Les carrelets menacés
En quelques années les falaises se peuplent d’estacades de plus en plus longues, notamment à Meschers et à la pointe du Caillaud à Talmont. Le paysage en est radicalement transformé. Et c’est cette transformation du paysage qui va amener certaines menaces sur ces malheureux carrelets. La pêche au carrelet, loisir individuel, se trouve confrontée à l’expansion touristique de masse et aux loisirs collectifs et organisés. Il fut une période où certains organismes touristiques ont considéré que les carrelets, ouvrages utilitaires, dénaturaient les paysages naturels. Ils suscitaient l’hostilité de certains écologistes (qui y voyaient en plus une cause de la raréfaction du poisson !), des pêcheurs professionnels craignant la concurrence des amateurs, et de certains technocrates de Bruxelles ou d’ailleurs. Les carrelets étaient devenus des mal‑aimés !
Dans un même temps, les carrelets connurent une certaine désaffection, due à l’émergence de nouvelles formes de loisirs et à la raréfaction du poisson. Certaines installations furent abandonnées et se dégradèrent. Face à cette situation, un certain nombre de voix, à l’instar de Michel Crépeau, s’élevèrent pour la défense des carrelets. On commença à s’apercevoir qu’ils étaient devenus, petit à petit, un élément incontournable du paysage côtier. Et quand la tempête les eut fait disparaître, on se rendit alors compte que c’était leur disparition qui avait défiguré nos rivages ! Le monde du tourisme plaide pour la reconstruction des carrelets disparus et réclame, avec les propriétaires, des aides financières pour la reconstitution de ce paysage.

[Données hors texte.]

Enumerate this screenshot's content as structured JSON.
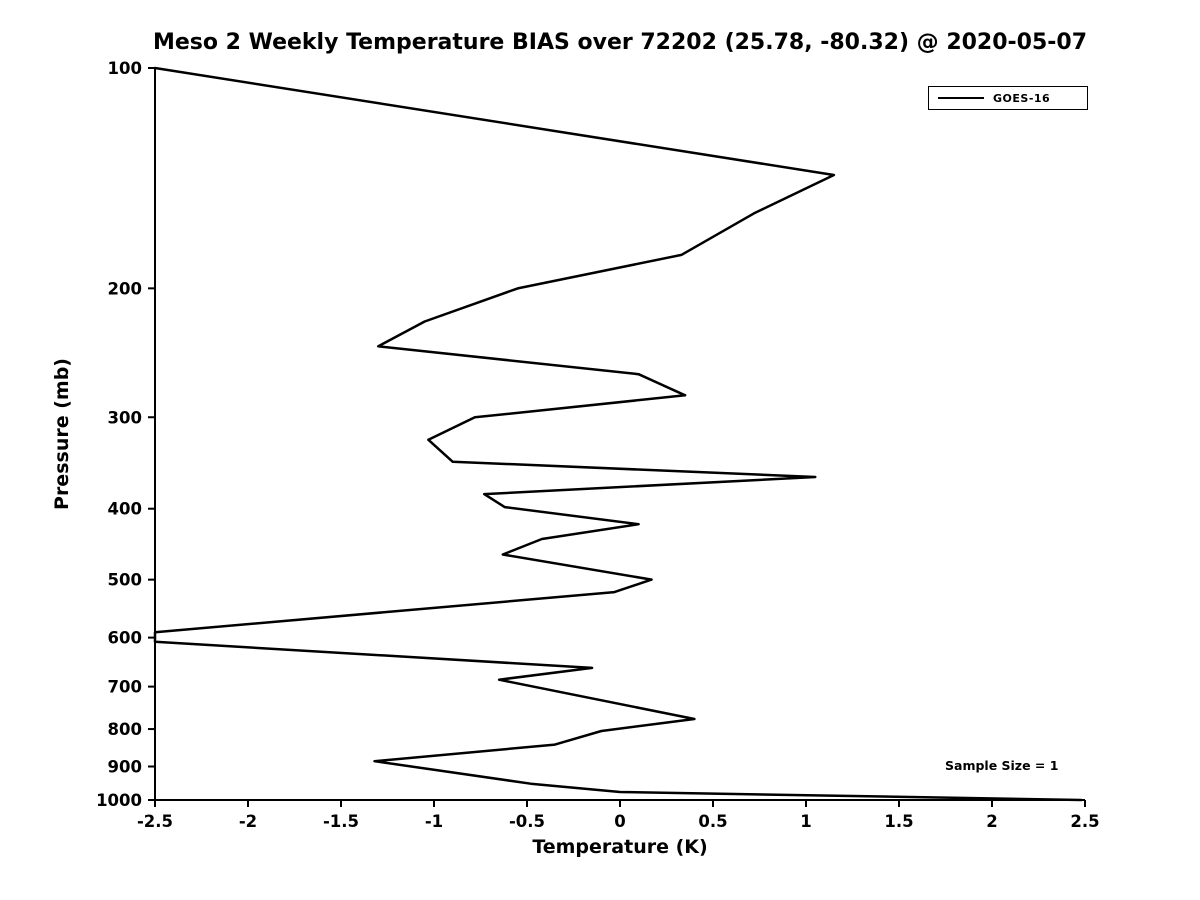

En un siècle, les carrelets ont conquis, contre vents et marées, contre les tempêtes et l’animosité de certains, leur appartenance au patrimoine de notre région.
Michel Crépeau (1930‑1999)
est un avocat et homme politique français. Il est maire de La Rochelle de 1971 jusqu'à sa mort et plusieurs fois ministre de 1981 à 1986.